The wet weather also caused severe travel disruption on Friday morning, with many rail services in Yorkshire being delayed or cancelled.
“Here we go again,” Met Office forecaster Steven Keates said on Thursday night. “The same as what we had a week ago, persistent rain across that central part of the UK, falling on already saturated ground.”
But by Friday morning, meteorologists appeared more optimistic, saying that while there would likely be some rainfall in the affected areas, it was “nothing to be concerned about”.
While the worst-affected areas are forecast to see a vital respite from the heavy rains, communities across the UK should brace for sub-zero temperatures.
Cities as geographically widespread as Leeds and London are forecast to see temperatures of 1C on Monday and Tuesday, but Met Office warned that the surrounding rural areas could well be colder.
In Glasgow, the mercury is set to drop to -2C on Monday evening, while a weather warning for ice in Northern Ireland was in place until 10am on Friday morning. Snow has already hit some particularly elevated areas and England’s southwest.
“In a nutshell, not fantastic, bright blue skies for the weekend, but in terms of rainfall it will be a much better picture,” said Met Office meteorologist Oli Claydon.
“There will be a few showers knocking around, but nothing in terms of accumulations of rainfall like we’ve seen over the last week.”
But milder weather could return on Wednesday as a fresh front of rain and cloud cover arrives from across the Atlantic Ocean.
Communities in Doncaster are still feeling the effects of this month’s deluge, with the Environment Agency explaining how machines have been pumping 2.5 tonnes of water per second out of the village of Fishlake.
The army has been called in, working around the clock since Wednesday to lay down sandbags and firm up flood defences in the area, and in neighbouring Stainforth.
However, Defra said significant flooding impacts are expected to be felt around the Lower River Don until Monday.

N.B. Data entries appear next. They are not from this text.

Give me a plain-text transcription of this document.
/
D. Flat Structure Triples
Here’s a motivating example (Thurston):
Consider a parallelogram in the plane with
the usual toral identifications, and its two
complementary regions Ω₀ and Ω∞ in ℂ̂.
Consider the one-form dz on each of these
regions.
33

Considerable flooding is also possible in Nottingham and Lincolnshire, Defra said.
The leaders of councils in Doncaster, Rotherham, Sheffield, Barnsley, Bassetlaw and Kirklees have written to the former communities secretary Robert Jenrick warning of “considerable and lasting damage” and urging more funding to help them cope with future flooding.
In Yorkshire alone, at least 620 homes had been damaged in the floods, an Environment Agency spokesperson said.
The agency also warned that people had been trying to steal some of the pumps being used to help flooded homes in South Yorkshire.
Spokesperson Martin Christmas said: “A plea to anyone out there in the area who sees anyone suspicious, please get in touch with police.
“We don’t want this to hamper our recovery effort in the Doncaster area.”